Mini-Review, Under a Cruel Star

Heda Margolius Kovály has a poor sense of timing, She was in Prague when the Nazis showed up; they sent her to Auschwitz. She escaped from the Nazis and came back to Prague in time for the Communist takeover; they murdered her husband. She stayed on in Prague and very nearly passed up an opportunity to leave in the 1960s. Fate has seemed to treat her more kindly since then, giving her the means and leisure to produce her extraordinary memoir (link).

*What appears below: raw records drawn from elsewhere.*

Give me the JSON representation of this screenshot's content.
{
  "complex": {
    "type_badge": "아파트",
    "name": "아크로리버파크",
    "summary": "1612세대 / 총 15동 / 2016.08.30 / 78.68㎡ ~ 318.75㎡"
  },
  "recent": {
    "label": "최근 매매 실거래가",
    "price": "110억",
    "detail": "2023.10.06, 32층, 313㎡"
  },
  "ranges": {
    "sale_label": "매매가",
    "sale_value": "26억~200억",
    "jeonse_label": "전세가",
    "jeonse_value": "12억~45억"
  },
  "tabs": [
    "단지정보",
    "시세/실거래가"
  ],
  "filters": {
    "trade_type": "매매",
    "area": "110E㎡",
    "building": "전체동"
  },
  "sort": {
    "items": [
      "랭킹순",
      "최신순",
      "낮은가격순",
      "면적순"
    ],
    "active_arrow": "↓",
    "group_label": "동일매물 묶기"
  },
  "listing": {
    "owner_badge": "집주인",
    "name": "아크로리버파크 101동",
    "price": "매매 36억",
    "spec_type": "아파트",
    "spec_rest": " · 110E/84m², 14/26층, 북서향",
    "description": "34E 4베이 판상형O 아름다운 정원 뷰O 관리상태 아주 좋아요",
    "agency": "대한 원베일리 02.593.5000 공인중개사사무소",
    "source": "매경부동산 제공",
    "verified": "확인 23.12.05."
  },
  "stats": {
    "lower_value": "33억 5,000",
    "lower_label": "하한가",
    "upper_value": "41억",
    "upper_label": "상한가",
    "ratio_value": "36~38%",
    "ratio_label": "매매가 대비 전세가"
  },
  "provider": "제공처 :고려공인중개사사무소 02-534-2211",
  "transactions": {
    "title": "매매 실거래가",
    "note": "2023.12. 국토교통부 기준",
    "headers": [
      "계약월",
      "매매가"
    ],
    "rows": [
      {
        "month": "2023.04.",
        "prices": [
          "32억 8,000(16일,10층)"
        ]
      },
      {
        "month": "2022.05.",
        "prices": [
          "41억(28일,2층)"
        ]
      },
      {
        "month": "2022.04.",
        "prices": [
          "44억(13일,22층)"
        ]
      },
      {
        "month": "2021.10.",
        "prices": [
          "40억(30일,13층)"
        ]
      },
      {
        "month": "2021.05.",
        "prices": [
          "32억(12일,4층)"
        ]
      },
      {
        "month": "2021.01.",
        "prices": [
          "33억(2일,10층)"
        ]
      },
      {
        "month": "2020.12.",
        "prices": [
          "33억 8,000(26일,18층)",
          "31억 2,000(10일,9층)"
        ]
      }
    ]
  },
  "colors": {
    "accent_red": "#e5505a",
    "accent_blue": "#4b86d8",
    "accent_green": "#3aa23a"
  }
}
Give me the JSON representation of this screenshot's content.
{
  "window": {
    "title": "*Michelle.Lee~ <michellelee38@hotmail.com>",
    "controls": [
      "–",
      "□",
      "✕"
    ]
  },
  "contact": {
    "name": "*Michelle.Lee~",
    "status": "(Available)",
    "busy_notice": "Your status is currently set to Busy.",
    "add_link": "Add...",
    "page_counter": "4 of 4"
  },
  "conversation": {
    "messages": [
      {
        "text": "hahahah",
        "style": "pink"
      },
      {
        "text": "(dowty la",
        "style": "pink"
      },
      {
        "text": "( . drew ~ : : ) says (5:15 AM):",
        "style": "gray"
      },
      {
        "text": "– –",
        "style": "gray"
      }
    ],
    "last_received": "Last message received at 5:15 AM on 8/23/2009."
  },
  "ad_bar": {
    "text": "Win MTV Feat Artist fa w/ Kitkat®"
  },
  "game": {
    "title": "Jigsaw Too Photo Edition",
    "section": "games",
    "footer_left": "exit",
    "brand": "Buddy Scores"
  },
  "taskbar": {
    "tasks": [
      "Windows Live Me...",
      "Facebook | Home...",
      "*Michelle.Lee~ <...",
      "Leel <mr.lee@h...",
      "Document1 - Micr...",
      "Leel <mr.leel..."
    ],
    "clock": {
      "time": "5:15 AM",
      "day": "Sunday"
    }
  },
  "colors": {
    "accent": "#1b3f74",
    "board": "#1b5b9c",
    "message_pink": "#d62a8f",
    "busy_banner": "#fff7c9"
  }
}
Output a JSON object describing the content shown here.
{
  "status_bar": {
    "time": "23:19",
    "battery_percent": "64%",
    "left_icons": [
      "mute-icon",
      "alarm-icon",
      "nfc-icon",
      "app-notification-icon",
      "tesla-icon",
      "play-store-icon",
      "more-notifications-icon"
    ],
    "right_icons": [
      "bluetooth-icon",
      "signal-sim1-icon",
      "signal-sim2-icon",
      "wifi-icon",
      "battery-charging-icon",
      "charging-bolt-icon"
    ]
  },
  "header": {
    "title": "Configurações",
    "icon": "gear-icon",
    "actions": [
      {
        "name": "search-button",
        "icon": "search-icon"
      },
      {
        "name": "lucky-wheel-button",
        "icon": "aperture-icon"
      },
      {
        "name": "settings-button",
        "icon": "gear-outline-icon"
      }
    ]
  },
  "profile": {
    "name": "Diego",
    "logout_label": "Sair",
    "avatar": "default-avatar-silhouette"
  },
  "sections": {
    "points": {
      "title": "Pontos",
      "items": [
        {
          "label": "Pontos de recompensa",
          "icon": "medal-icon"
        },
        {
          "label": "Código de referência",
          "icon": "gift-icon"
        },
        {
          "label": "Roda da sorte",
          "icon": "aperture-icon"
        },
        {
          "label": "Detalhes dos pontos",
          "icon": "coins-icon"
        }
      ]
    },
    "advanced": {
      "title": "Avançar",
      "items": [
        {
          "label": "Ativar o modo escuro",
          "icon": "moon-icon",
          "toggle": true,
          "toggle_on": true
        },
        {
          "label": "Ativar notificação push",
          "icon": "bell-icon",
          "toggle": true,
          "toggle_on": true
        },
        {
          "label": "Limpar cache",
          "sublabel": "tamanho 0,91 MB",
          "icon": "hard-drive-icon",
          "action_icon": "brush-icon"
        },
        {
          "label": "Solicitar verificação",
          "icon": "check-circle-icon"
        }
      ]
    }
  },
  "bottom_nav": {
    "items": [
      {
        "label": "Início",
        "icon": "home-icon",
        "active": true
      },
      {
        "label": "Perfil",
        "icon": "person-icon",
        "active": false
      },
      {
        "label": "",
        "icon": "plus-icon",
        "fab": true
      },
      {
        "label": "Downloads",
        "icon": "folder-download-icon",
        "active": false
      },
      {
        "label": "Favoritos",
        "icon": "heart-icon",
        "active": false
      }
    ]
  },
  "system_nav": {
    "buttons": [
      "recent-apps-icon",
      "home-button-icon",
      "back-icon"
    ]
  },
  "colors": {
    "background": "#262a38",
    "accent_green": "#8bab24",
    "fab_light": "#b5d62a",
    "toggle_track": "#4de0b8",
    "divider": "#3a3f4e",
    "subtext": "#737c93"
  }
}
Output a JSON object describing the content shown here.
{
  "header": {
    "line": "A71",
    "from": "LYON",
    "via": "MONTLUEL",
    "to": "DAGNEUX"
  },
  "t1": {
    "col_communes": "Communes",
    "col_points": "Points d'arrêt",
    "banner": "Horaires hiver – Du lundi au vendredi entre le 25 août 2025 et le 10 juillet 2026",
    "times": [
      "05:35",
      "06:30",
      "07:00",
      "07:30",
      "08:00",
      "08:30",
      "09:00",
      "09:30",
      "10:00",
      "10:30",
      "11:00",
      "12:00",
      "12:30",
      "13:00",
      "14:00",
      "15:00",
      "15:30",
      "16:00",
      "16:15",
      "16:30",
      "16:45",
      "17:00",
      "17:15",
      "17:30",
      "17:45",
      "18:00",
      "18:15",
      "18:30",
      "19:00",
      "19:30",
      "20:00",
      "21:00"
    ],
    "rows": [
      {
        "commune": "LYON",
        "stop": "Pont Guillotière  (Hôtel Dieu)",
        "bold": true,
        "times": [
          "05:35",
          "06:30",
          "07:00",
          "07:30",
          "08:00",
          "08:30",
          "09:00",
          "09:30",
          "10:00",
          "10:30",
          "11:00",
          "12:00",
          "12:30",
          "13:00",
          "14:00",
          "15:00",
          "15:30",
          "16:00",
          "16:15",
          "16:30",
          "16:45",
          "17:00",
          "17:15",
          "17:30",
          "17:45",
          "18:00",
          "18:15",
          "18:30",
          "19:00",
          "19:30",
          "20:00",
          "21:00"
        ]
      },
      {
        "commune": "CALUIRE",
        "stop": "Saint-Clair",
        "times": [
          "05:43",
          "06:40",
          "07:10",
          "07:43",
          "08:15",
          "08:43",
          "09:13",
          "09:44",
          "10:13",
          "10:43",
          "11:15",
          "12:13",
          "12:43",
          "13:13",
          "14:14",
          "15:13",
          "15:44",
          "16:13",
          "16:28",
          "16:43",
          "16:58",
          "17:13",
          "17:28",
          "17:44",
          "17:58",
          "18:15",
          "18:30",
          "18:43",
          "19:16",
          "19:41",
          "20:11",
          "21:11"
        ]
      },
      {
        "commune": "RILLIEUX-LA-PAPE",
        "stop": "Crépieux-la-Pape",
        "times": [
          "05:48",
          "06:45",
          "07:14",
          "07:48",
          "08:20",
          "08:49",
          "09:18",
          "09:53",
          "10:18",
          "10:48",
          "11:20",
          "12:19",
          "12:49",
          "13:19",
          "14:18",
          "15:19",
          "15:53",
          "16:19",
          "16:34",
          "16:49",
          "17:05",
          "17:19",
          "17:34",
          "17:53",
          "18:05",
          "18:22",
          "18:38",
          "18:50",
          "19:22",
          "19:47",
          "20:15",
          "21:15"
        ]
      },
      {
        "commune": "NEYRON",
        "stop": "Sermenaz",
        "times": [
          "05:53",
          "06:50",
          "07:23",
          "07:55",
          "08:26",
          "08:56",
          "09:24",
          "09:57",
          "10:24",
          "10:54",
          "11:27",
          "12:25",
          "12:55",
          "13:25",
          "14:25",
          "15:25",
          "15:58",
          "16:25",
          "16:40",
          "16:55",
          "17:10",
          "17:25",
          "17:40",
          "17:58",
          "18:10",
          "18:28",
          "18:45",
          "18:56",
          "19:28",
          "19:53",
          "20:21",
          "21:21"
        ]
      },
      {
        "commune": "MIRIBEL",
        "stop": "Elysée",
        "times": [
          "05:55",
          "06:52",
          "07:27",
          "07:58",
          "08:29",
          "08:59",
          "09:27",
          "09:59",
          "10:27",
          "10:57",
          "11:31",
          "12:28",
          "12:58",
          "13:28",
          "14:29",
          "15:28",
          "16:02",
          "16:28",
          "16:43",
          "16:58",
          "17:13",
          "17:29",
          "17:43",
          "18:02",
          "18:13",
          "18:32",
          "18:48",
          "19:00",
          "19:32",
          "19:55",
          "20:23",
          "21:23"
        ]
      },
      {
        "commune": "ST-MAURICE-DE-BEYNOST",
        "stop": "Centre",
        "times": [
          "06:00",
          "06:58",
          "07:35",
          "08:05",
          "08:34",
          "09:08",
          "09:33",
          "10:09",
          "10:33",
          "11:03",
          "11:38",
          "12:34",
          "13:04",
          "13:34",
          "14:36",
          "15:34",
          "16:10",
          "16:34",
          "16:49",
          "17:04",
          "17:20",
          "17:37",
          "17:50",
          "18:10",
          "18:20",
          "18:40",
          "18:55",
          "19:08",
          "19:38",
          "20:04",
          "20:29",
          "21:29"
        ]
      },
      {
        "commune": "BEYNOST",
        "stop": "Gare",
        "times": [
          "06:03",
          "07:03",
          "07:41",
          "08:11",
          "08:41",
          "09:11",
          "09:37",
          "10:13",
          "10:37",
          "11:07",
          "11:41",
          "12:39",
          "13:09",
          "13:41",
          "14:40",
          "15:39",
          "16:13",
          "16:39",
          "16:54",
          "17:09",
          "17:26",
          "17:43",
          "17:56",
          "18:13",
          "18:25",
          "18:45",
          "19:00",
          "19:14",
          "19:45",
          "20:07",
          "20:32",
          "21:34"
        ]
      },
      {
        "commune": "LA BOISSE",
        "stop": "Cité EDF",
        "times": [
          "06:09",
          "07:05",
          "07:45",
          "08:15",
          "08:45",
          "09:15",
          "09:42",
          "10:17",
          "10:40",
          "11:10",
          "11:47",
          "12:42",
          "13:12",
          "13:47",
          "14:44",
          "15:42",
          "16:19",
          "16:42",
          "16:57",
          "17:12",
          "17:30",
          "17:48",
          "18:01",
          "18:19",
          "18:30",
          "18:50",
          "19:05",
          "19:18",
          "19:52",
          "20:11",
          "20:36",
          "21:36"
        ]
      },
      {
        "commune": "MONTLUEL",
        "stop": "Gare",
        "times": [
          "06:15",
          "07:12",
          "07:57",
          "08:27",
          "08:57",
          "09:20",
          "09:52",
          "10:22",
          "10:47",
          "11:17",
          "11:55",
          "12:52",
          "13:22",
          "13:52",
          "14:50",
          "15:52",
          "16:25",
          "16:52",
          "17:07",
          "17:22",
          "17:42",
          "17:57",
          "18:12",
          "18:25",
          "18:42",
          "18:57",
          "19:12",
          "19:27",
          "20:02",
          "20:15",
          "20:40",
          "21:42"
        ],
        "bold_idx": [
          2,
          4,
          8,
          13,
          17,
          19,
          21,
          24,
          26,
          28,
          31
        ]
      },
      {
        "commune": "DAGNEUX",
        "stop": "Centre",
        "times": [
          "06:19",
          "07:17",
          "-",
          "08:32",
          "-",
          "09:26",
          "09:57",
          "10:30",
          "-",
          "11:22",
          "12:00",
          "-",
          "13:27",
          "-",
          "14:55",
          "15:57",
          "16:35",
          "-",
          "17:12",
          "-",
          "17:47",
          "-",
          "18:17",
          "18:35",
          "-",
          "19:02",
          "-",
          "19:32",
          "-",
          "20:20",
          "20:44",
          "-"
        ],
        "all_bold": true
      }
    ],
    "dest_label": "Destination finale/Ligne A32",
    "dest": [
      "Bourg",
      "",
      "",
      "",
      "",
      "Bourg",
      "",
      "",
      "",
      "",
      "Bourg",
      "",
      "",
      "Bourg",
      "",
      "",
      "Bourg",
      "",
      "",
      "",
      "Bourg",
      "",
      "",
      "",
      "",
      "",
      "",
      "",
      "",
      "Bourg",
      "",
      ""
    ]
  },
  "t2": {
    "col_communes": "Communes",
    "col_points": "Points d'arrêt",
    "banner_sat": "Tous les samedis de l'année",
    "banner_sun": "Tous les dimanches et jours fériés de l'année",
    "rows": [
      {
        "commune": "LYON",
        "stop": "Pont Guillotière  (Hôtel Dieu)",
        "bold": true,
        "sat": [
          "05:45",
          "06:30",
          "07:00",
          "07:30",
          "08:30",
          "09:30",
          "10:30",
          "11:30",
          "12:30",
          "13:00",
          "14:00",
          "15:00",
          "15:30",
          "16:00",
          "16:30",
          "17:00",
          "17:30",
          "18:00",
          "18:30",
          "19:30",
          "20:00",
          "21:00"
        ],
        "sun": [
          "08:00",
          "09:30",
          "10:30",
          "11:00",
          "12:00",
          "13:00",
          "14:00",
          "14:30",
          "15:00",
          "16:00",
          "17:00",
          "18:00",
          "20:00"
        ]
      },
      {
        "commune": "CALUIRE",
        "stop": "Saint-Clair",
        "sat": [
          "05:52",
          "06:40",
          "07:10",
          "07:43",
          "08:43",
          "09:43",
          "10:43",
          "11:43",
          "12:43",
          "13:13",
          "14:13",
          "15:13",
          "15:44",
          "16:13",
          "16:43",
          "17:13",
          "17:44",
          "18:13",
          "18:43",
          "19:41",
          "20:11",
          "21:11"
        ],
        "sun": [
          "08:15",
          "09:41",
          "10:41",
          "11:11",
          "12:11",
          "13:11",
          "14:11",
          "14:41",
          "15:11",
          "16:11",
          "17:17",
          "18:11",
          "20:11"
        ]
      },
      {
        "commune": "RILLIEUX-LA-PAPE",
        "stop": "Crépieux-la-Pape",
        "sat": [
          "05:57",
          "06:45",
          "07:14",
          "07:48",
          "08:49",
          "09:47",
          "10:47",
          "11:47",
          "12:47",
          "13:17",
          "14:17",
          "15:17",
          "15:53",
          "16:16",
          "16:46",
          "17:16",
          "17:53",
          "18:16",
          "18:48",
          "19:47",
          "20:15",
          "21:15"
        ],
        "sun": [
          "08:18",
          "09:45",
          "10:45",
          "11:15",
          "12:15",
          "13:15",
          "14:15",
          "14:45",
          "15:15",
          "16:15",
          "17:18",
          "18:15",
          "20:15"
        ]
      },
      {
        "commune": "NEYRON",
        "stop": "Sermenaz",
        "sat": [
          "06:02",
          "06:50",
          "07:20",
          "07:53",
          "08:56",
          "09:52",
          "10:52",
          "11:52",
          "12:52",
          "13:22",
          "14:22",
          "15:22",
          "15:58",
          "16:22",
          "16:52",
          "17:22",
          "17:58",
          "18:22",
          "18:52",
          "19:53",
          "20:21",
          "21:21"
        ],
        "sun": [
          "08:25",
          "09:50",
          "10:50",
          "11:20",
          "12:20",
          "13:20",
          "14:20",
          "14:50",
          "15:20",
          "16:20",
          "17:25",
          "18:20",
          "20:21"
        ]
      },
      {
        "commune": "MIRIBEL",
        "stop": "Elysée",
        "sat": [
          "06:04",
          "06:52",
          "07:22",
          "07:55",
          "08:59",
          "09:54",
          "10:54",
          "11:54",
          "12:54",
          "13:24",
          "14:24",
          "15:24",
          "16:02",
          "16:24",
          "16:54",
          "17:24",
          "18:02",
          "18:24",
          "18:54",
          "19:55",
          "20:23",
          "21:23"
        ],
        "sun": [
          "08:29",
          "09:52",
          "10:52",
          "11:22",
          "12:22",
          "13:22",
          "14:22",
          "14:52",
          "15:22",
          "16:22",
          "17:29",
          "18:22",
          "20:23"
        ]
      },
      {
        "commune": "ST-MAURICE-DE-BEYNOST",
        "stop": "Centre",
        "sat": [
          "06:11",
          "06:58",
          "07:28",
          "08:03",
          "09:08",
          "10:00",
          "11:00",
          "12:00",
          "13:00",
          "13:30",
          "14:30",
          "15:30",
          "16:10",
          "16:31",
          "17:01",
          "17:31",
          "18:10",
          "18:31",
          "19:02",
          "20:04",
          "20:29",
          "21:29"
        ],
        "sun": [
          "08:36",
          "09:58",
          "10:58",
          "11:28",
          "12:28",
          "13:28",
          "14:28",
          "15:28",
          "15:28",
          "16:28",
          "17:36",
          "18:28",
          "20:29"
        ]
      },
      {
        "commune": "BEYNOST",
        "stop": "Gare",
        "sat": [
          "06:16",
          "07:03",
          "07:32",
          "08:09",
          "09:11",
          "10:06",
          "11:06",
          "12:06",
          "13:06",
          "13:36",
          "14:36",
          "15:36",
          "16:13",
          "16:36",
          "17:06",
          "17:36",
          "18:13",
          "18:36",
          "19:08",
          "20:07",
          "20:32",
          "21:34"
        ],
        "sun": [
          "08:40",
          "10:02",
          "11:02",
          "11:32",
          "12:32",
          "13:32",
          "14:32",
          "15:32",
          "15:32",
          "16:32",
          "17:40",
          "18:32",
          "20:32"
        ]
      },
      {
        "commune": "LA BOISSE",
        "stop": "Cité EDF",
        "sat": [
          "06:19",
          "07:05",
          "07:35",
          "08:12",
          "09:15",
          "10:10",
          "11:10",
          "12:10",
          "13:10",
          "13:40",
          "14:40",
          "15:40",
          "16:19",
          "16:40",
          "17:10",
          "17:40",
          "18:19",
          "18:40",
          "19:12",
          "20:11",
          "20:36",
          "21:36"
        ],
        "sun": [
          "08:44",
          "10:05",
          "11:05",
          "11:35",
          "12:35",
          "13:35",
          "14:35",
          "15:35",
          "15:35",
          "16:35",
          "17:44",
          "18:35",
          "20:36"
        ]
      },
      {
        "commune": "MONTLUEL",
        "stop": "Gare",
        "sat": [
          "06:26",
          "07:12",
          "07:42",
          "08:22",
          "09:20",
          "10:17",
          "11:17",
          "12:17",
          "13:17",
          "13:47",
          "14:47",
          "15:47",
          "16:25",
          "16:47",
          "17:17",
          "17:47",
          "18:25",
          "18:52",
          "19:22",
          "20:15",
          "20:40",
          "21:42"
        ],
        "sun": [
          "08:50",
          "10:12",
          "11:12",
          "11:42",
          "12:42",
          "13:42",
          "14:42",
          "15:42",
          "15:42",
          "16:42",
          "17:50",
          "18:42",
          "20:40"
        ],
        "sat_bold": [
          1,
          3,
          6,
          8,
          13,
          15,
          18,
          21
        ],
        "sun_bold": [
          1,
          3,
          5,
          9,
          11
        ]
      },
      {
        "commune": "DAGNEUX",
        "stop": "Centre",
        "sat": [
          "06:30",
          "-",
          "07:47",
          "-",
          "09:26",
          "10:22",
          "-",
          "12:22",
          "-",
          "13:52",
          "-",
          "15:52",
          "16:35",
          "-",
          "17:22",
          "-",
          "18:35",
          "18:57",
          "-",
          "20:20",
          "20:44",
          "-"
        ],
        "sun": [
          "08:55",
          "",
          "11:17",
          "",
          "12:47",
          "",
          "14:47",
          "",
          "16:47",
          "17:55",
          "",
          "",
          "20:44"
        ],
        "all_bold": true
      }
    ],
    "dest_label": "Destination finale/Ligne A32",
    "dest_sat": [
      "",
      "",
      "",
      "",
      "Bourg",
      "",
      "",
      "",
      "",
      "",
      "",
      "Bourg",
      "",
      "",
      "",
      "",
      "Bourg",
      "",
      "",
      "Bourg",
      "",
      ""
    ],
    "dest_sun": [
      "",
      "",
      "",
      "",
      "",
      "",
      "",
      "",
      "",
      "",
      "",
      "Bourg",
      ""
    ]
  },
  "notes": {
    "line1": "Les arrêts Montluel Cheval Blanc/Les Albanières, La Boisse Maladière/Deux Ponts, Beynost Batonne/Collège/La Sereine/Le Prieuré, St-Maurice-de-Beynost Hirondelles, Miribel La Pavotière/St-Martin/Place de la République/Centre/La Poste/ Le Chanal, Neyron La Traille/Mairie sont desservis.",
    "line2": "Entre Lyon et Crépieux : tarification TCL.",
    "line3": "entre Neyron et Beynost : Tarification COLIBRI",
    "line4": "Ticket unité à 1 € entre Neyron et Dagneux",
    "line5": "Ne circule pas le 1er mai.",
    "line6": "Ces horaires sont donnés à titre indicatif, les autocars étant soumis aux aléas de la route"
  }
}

When I picked it up, I took (somewhat unthinkingly) to be “another holocaust memoir.” The holocaust figures—as well it might—but only for the first 20-odd pages. Most of the rest is about her life in post-war Prague, where the personal was the political. She is reunited with her beloved Rudolph; they are married and have a son. Rudolph and Heda are full of aspirations for the future in Czechoslovakia. Already trained as a lawyer, Rudolph schools himself as an economist and involves himself in issues of national trade policy. He (and, more reluctantly, she) finds himself drawn into the web of the emerging Czech communist party, which captures the government by coup d’état in 1948. On behalf of the Communist government, Rudolph goes to Britain and negotiates a critical foreign trade agreement. For his pains he (along with 13 others) is jailed, “tried” and finally hanged, in 1952.

Heda lives on. Under circumstances not much less desperate than what she faced in Auschwitz, she struggles to survive and to raise her son. At last the government issues an apology—grudging and half-hearted, worse almost than no apology at all. In the late 1960s, Heda finds herself free to leave. In the end she does leave—but even as she goes, her departure seems almost reluctant as if, after everything that has gone before, she still finds it hard to break the faith with her country, her past, and the memory of Rudolph.

Heda’s memoir is not a work of literary art on the order of, say, the camp memories of Primo Levi, although as a human story, it is equally affecting. Its cardinal virtue is that it is the best account I’ve ever seen of how a country might “slip into communism”—even a country with a history of democracy, even 20 years after the Russian revolution.

We see it all through the eyes of young people full of hope in a time of turmoil. They believe that demoracy failed them before World War II, when their elected leaders virtually lay down before the advancing Germans. They remembered life in the camps, where the communists were often among the bravest and most decent of the prisoners. But they also find themselves in the company of two other cohorts, neither promising allies in the march to a decent future. One are the hustlers and time-servers who had learned how to survive under the Germans—“hard-faced men,” said Stanley Baldwin in a closely similar context, “who looked like they had done well out of the war” (link) Indeed, Heda seems to show more bitterness for the “hard-faced men” (and women) than she does for her SS captors in the prison camps. The SS captors were, after all, just thugs and killers. The hard-faced ones were her neighbors, acting out a drama of betrayal.

Along with the true believers and the hard-faced men, there was a third component: people of small talent and less initiative who figured that their chance for survival depended on finding their niche in an authoritarian hierarchy Put these three together and you have a formula for disaster.

Rudolph was certainly no mediocrity, nor a hard-faced man. Remarkably, he wasn’t a very good communist either. He was an enthusiastic technocrat, convinced (until it was too late) that people of good will could work together to build a better country.

The story ends, as these things go, more or less happily. Ivan grows up and achieves a career and a family (he has written his own memoir, which goes on the list [link]). Heda comes to America and works as a librarian (I learn that in her retirement, she moved back to Prague). There is even the makings of a romance, though Heda doesn’t make much of it in the memoir—but that would be Pavel Kovály, who came to her aid in the dark hours after Rudolph’s murder, and in the sacrifice of his own career, married her. But that part is for Hollywood. One of the few tiny consolations from all the horrors of the 20th Century is the presence of these acts of memory, of witness. In distinguished company, Heda’s stands solidly on the shelf.